Synthesis of proton-conducting membranes by the utilization of preirradiation grafting and atom transfer radical polymerization techniques

The atom transfer radical polymerization (ATRP) of styrene onto polyvinylidene fluoride)-graft-poly(vinylbenzyl chloride) (PVDF-g-PVBC) membranes was investigated. Novel membranes were designed for fuel-cell applications. The benzyl chloride groups in the PVDF-g-PVBC membranes functioned as initiators, and a Cu-based catalytic system with the general formula Cu(n)X-n/ligand [where X is Cl or Br and the ligand is 2,2'-bipyridyl (bpy)] was employed for the ATRP. In addition, 10 vol % dimethylformamide was added for increased solubility of the catalyst complex in styrene. The system was homogeneous, except for the membrane, when the initiator/copper halide/ligand/monomer molar ratio was 1/1/3/500. As anticipated, the fastest polymerization rate of styrene was observed with the copper bromide/bpy-based catalyst system.
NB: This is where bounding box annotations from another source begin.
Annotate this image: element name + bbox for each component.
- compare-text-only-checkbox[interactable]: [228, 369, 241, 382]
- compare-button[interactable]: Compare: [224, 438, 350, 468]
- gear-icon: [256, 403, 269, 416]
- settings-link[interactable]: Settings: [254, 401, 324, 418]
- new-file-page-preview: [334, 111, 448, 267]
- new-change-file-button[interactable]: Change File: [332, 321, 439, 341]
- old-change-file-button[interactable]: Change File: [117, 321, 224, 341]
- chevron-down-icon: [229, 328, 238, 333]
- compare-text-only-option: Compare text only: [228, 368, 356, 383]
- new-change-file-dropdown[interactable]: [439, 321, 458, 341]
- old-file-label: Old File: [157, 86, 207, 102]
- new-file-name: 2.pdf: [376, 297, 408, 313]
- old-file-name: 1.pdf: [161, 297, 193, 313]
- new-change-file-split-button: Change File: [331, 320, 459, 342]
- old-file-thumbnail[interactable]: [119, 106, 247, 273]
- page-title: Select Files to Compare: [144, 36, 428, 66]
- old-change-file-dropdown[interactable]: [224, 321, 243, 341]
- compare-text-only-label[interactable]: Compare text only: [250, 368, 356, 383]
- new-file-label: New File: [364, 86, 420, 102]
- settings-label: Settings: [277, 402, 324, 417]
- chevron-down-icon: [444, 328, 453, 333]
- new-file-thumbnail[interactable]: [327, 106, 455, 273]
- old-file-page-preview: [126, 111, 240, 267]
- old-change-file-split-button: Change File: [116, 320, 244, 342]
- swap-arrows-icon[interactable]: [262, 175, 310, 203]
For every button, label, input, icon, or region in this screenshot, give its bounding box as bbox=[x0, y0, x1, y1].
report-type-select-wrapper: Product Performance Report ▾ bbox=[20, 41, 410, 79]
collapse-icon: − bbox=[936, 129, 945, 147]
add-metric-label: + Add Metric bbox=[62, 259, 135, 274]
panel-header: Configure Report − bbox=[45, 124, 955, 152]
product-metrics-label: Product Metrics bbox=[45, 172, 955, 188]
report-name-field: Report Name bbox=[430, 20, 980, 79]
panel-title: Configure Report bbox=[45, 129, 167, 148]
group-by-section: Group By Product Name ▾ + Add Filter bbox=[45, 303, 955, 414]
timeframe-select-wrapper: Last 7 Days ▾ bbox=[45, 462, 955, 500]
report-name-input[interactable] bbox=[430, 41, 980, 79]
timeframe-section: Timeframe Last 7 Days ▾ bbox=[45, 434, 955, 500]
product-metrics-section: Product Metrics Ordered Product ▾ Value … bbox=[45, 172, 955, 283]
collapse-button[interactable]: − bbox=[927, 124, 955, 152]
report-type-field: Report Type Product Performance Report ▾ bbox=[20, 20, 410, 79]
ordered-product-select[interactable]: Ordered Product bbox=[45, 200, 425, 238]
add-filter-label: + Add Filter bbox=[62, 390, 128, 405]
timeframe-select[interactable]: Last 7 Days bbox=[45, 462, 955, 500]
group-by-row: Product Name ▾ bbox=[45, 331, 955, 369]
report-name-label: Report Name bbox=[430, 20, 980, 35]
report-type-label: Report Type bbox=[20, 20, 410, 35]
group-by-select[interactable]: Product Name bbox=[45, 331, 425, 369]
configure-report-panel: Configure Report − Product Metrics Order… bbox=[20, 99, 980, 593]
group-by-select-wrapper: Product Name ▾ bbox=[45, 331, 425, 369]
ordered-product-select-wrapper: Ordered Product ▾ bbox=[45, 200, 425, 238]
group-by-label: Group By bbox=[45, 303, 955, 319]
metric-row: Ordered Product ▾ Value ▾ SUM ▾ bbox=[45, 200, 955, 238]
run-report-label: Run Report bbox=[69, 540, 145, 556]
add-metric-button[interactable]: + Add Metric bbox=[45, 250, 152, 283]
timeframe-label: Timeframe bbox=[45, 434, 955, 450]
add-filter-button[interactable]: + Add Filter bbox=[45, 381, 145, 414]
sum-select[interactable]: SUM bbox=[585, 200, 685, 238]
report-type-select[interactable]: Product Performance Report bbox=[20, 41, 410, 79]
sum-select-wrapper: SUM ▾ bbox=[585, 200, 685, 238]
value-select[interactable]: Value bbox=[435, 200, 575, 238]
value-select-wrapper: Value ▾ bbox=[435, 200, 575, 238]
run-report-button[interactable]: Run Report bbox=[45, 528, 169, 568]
The reaction rate was strongly temperature-dependent within the studied temperature interval of 100-130 degreesC. The degree of grafting increased linearly with time, thereby indicating first-order kinetics, regardless of the polymerization temperature. Furthermore, 120 degreesC was the maximum polymerization temperature that could be used in practice because the membrane structure was destroyed at higher temperatures. The degree of styrene grafting reached 400% after 3 h at 120 degreesC. Such a high degree of grafting could not be reached with conventional uncontrolled radiation-induced grafting methods because of termination reactions. On the basis of an Arrhenius plot, the activation energy for the homogeneous ATRP of styrene was 217 kJ/mol. The prepared membranes became proton-conducting after sulfonation of the polystyrene grafts. The highest conductivity measured for the prepared membranes was 70 mS/cm, which is comparable to the values normally measured for commercial Nafion membranes. The scanning electron microscopy/energy-dispersive X-ray results showed that the membranes had to be grafted through the matrix with both PVBC and polystyrene to become proton-conducting after sulfonation. In addition, PVDF-g-[PVBC-g-(styrene-block-tert-butyl acrylate)] membranes were also synthesized by ATRP. (C) 2002 John Wiley Sons, Inc.